Oleh: A.Suudin
Wacana pengelolaan dan pemberdayaan migas di Kangean kembali menjadi sorotan publik. Ada yang melihatnya sebagai peluang emas menuju kemandirian ekonomi daerah, ada pula yang mencurigainya sebagai proyek penuh janji tanpa arah. Maka timbul pertanyaan di tengah masyarakat: apakah optimisme yang ditawarkan Bupati Sumenep benar-benar realistis, ataukah sekadar abstraksi yang absurd?
Dalam konteks pembangunan, optimisme adalah bahan bakar utama. Ia menjadi energi bagi birokrasi dan rakyat untuk bergerak bersama. Namun, optimisme tanpa arah, tanpa peta jalan yang jelas, dapat berubah menjadi sekadar retorika yang kehilangan makna. Karena itu, kunci dari setiap optimisme pembangunan adalah keberpihakan nyata terhadap masyarakat di lingkar proyek — bukan sekadar pidato atau seremoni.

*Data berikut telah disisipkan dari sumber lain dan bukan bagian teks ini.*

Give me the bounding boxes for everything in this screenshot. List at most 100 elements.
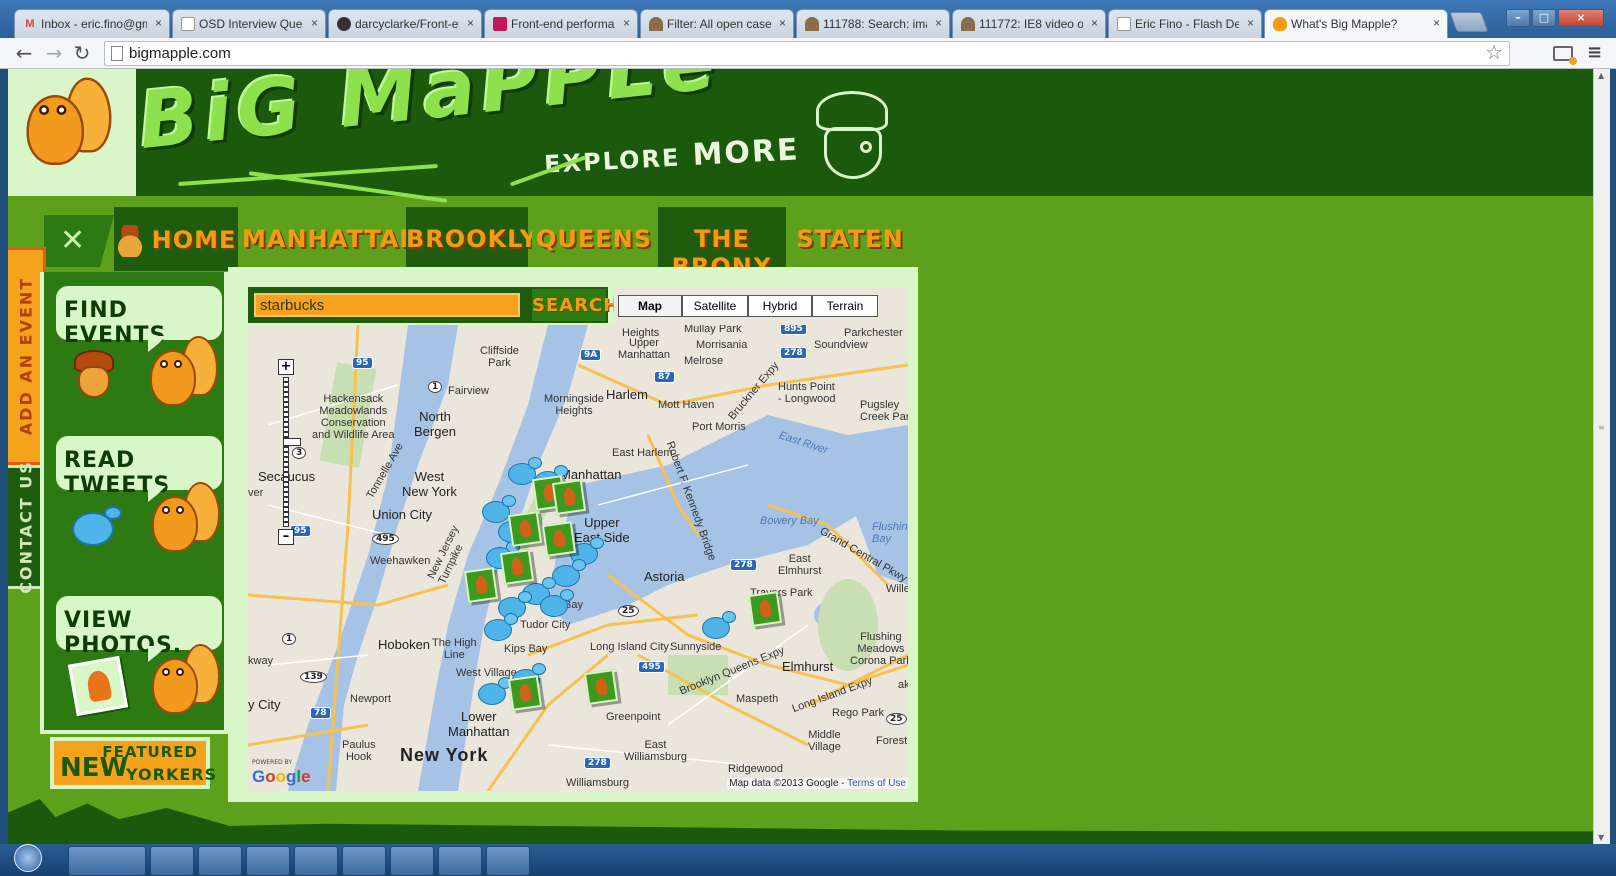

Kita harus jujur mengakui: Sumenep, khususnya Kepulauan Kangean, telah lama berada di pinggiran pembangunan. Infrastruktur dasar tertinggal, lapangan kerja terbatas, dan banyak anak muda memilih merantau karena tak ada ruang produktif di kampung sendiri. Maka, ketika peluang migas hadir dengan janji membuka lapangan kerja, membangun jalan, dan memperkuat ekonomi daerah, wajar jika Bupati menunjukkan optimismenya.

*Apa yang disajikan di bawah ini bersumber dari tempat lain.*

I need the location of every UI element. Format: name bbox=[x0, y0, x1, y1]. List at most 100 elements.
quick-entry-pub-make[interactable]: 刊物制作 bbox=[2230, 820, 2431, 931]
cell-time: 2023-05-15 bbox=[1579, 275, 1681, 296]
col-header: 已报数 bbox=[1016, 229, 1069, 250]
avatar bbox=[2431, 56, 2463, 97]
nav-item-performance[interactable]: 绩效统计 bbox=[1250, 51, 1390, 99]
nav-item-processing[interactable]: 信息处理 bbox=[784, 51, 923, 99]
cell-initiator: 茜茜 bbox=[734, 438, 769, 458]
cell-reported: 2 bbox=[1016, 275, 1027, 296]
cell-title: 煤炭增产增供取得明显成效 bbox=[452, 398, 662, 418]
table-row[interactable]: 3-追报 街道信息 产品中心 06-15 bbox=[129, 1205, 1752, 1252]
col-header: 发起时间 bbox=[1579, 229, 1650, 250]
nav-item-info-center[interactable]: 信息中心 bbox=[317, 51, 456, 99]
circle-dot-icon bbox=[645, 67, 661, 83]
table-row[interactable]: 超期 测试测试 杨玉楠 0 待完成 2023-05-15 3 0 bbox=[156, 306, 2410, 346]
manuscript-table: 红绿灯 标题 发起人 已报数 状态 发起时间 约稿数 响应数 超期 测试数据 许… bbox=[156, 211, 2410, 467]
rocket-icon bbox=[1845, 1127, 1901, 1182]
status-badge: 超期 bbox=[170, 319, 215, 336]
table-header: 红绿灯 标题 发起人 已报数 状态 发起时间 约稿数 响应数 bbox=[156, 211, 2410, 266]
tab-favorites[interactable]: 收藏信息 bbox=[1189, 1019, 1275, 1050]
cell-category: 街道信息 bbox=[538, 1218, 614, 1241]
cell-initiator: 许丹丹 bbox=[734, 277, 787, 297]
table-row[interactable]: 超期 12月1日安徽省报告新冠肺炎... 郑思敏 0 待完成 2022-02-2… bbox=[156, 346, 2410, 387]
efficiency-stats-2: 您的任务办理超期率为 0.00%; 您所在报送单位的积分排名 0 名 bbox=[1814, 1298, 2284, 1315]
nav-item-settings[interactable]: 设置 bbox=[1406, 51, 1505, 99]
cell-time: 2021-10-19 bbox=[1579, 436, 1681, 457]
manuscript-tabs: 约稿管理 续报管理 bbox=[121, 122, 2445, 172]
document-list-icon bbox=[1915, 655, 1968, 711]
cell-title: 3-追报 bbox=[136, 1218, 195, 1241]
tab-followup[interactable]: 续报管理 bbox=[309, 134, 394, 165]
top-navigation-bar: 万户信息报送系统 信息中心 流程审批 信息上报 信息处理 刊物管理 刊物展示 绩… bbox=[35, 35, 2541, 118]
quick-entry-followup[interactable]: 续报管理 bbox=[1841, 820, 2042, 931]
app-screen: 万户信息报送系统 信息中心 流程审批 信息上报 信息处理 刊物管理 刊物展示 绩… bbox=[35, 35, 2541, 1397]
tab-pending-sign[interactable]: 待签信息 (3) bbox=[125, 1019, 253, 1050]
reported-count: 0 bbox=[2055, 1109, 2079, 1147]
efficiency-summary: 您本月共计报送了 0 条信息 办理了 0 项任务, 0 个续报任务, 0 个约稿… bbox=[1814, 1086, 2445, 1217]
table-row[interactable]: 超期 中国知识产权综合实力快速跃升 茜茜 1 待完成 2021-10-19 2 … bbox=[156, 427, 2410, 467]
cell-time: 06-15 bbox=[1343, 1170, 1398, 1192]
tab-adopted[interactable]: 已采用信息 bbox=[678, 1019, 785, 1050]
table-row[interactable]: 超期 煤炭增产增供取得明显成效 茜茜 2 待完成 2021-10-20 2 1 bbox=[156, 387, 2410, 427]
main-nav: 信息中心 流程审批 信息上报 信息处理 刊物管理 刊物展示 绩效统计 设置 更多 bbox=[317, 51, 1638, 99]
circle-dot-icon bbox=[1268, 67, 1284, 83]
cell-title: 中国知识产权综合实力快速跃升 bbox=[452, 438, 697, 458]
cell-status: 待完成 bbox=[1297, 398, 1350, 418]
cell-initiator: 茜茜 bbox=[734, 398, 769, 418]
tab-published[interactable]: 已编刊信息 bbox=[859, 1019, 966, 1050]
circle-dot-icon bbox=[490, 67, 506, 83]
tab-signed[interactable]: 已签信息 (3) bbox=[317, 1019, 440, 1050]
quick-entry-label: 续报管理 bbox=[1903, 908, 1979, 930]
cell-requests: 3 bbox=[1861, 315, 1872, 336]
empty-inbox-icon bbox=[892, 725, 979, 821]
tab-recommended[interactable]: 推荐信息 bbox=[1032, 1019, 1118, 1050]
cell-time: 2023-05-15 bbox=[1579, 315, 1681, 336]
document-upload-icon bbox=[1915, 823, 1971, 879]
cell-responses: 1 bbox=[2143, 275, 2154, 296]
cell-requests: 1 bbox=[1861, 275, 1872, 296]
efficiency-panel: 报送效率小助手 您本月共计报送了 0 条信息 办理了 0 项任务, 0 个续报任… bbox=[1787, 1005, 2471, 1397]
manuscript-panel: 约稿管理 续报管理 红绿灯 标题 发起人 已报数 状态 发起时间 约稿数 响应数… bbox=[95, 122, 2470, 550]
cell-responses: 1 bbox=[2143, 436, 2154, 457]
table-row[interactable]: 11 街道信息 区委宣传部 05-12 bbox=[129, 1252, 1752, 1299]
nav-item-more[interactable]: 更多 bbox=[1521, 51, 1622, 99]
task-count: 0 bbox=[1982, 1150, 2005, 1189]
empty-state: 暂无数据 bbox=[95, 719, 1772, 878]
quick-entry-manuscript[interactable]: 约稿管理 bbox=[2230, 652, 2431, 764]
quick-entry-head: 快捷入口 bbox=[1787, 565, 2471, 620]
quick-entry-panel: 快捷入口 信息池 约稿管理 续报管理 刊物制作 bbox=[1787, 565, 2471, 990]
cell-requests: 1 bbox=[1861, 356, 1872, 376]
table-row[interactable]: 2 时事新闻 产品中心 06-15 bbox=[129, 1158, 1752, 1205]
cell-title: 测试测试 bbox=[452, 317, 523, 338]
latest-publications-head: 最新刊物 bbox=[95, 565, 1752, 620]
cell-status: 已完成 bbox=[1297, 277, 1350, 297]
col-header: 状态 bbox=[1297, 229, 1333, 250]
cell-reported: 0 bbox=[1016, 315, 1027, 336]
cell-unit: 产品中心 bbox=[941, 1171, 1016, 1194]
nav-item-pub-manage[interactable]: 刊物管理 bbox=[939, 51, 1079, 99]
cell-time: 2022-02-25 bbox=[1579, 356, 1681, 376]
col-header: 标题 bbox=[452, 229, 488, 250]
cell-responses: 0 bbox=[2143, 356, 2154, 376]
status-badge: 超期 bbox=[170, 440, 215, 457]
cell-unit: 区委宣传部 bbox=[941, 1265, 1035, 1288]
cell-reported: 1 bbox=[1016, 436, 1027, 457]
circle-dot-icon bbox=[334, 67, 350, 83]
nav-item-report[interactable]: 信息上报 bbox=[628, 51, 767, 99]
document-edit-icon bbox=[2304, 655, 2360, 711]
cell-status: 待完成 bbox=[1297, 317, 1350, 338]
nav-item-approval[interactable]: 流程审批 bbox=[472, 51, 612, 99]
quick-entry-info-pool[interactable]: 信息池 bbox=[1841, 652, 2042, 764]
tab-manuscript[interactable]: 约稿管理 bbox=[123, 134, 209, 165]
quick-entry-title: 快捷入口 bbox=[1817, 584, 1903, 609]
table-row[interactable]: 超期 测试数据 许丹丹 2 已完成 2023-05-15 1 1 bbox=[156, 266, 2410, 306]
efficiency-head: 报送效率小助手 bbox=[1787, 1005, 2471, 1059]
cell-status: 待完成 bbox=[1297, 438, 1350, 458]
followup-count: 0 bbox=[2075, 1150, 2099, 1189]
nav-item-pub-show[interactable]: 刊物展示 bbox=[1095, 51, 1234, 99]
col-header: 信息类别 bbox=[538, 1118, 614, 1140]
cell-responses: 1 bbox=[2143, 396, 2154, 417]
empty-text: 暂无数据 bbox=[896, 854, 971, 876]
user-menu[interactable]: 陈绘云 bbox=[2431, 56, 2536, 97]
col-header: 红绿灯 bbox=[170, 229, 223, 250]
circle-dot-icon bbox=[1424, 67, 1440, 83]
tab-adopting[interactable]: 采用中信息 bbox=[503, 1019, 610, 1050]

Namun, kritik juga tidak boleh dikesampingkan. Sebab, dalam sejarah panjang negeri ini, banyak proyek besar yang berakhir tanpa kesejahteraan bagi rakyat di sekitar sumber daya alam. Jangan sampai migas hanya menjadi “panggung harapan”, sementara manfaatnya justru menguap ke luar daerah.
Bupati dan seluruh pemangku kebijakan harus memastikan bahwa pemberdayaan migas di Kangean tidak berhenti di tataran wacana, melainkan benar-benar menyentuh rakyat:
1. Ada program pelatihan dan sertifikasi bagi tenaga lokal.
2. Ada transparansi mengenai bagi hasil dan dampak lingkungan.
3. Ada ruang partisipasi warga dalam pengawasan sosial.
Jika tiga hal itu terwujud, maka optimisme Bupati bukan lagi abstraksi yang absurd, melainkan keyakinan yang berdasar dan berpijak pada realitas. Sebaliknya, jika semua janji pembangunan hanya berhenti pada spanduk dan rapat-rapat seremonial, maka publik berhak menyebutnya sebagai mimpi kosong yang memanfaatkan nama “kemajuan” tanpa substansi.
Lebih jauh, publik perlu memahami konteks perjuangan yang kini sedang dilakukan Pemerintah Kabupaten Sumenep. Selama ini, wilayah Pagerungan — yang menjadi salah satu pusat produksi gas di Kangean — hanya menerima sekitar 2% Dana Bagi Hasil (DBH), itu pun harus dibagi dengan kabupaten lain. Nilai tersebut tentu tidak sebanding dengan potensi besar yang dimiliki Kangean.
Karena itulah, perjuangan keras Bupati agar pengelolaan migas bisa dilakukan secara onshore (di darat), bukan sekadar ambisi politik. Bila hal itu berhasil, maka Sumenep akan memperoleh hak penuh atas 6% DBH sesuai Undang-Undang Migas, dan itu berarti peningkatan signifikan terhadap pendapatan daerah — sebuah peluang besar untuk memperbaiki infrastruktur, membuka lapangan kerja, dan meningkatkan kesejahteraan masyarakat kepulauan.
Dengan demikian, optimisme yang ditunjukkan Bupati bukanlah omong kosong, melainkan visi tentang kedaulatan energi lokal yang harus didukung dengan kerja nyata, kontrol publik, dan kesadaran bersama.
Pada akhirnya, optimisme sejati tidak lahir dari kata-kata, melainkan dari tindakan yang bisa dirasakan masyarakat. Bupati, pejabat, dan rakyat harus berdiri di garis yang sama: memperjuangkan Kangean yang berdaulat atas sumber daya alamnya, tanpa kehilangan nilai-nilai sosial dan ekologisnya.
Kangean tidak butuh janji yang indah di atas kertas. Kangean butuh kerja, keberanian, dan ketulusan. Jika itu terwujud, maka optimisme yang hari ini terdengar mungkin akan menjadi kenyataan esok hari.